— ¡Hijos de puta! ¡Hasta pa chuparme la sangre tengo que enseñar el DNI!

Las ruinas se amontonaban como roscas en una panadería, como si la memoria del tiempo pretérito solo fuera la excusa mediática del último político de turno para explotar los secretos de una civilización olvidada. Las ruinas sobre las ruinas, las ruinas del tiempo sobre las de esa otra memoria que agoniza.

— ¡Tres pisos! ¡Me van a hacer subir otra vez los tres pisos!

La mujer movía su cuerpo ruinoso y enclenque apoyándose en un pequeño bastón improvisado por la cuesta que descendía desde el cerro del Molinete, tratando de no perder el equilibrio. Acababa de salir del centro de salud molesta y contrariada por las circunstancias. En ese momento, su retina visualizó varias secuencias inconexas; vio la ladera de la colina convertida en aparcamiento —donde ahora estaban las piedras milenarias—, localizó el solar donde se encontraba el bar de la Bombilla, el de la hostería de la Ponderosa, y recordó a la Negra, la Negra Cariño que nunca le devolvió las llaves. << ¿Por qué se portó así con ella?>>, se preguntó. Un detalle, un breve flash que le trae el recuerdo de la anciana Memé quitando el mal de ojo con los pañuelos en mitad de la acera.
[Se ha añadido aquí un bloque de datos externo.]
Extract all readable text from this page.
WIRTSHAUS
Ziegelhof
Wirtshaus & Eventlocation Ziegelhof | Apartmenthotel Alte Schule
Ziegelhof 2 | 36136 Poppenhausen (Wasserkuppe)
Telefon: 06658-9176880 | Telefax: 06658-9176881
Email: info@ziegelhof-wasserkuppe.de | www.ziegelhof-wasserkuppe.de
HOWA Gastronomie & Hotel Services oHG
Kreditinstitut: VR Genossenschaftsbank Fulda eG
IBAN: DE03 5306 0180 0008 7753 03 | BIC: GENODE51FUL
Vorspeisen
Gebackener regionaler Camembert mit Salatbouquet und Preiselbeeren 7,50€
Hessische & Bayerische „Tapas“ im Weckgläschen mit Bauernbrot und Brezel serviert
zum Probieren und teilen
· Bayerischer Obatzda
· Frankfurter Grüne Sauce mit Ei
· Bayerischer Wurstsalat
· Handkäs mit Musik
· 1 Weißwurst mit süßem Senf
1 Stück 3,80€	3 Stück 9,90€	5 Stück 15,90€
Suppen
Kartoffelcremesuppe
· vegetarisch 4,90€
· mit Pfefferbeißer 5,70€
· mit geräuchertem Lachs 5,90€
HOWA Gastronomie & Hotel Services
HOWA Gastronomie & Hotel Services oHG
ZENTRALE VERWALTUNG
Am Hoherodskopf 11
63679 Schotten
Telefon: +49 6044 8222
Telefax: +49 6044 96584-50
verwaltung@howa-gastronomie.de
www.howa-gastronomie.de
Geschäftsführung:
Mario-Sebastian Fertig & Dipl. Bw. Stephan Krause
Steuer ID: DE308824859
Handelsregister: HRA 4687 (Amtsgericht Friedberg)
El silencio duerme pesaroso en las esquinas, mientras los gatos dibujan sonrisas de pánico cerca del ataúd. Isidro, el Manco, solía pasar por esa calle indeciso y melancólico. Decía que oía extraños sonidos y que, conforme pasaban los años, le parecía que sonaban cada vez con más fuerza.

Un aroma a perfume low cost flotaba en el ambiente y se mezclaba con el olor a pachuli y sándalo quemado. Los primeros rayos de sol de la mañana se filtraban entre la neblina y alcanzaban los restos del suelo adoquinado en blanco y negro, como un tablero de ajedrez, del mítico Arlequín. Las chicharras comenzaron a batir sus alas y un ruido monótono y pesado se escondía incómodo entre la maleza.

La mujer empujó con dificultad el enorme portalón; el brujo leía en voz alta su panfleto en el rellano de la entrada:

<< Un campo seco, sin vida, de los muchos que quedan en la ciudad; lugar de vertedero de escombros y basuras, donde centenares de ratas subsisten día a día en un intercambio continuo en pos de la civilización: quién no recorrió alguna vez parajes igual a este, bajo el sol de mediodía…>>

— ¡Hijos de puta! ¡Hasta pa chuparme la sangre me piden el DNI! —seguía gritando con decisión.

Sus manos tantearon la oscuridad, buscando el interruptor. Cuando encendió la luz, los acólitos se quedaron perplejos. Joe, el viejo vagabundo inglés, apareció en el descansillo arrastrando su carro de humanidad cargado a rebosar. Las ruedas chirriaban al compás del sonido de las campanas de la iglesia. Durante un segundo, se quedó mirando a la mujer y dejó que pasara a su lado, tranquilamente, sin inmutarse. Ella le preguntó por el muerto.

— ¡Pregunta al guardia, que para eso le pagan! —le contestó con su frase favorita.

Los acólitos seguían atentos la perorata de su maestro. De repente, sacó de la túnica escarlata una bola negra y lustrosa y se la introdujo en la boca; todos empezaron a aplaudir.

¿Veis? ¡Egtoos sí que ef mayico!

— ¡Anda la hostia! —dijo Joe, con ese acento tan peculiar, al descubrir que el brujo se había quedado sin respiración. Le soltó un golpe en la espalda que lo tumbó sobre los escalones.

— ¡Se atraganto al jodido ermi-taño! —explicó al resto del personal con su ágil y demoledor español.

Joe empujó imperioso su carrito de la compra y toda la basura salió despedida por el descansillo. La mujer subía ya por las escaleras.

— ¡Tres pisos! ¡Me van a hacer subir los tres pisos!

Las notas de un blues empezaron a componer acordes singulares en lo más alto del rellano. Y el brujo levantó las manos al cielo.

— ¡Milagro! ¡He visto la luz! —gritaba.

— ¡Menudo trompazo te dio el inglés! —decía entre dientes uno de los acólitos. — ¡Qué no vas a ver!

Y las notas del blues se confundían con la algarabía y el trasiego del carro de Joe, hasta que alguien volvió a cerrar el portalón y los vecinos, encerrados en sus balcones azules, miraban indiferentes la calle desierta.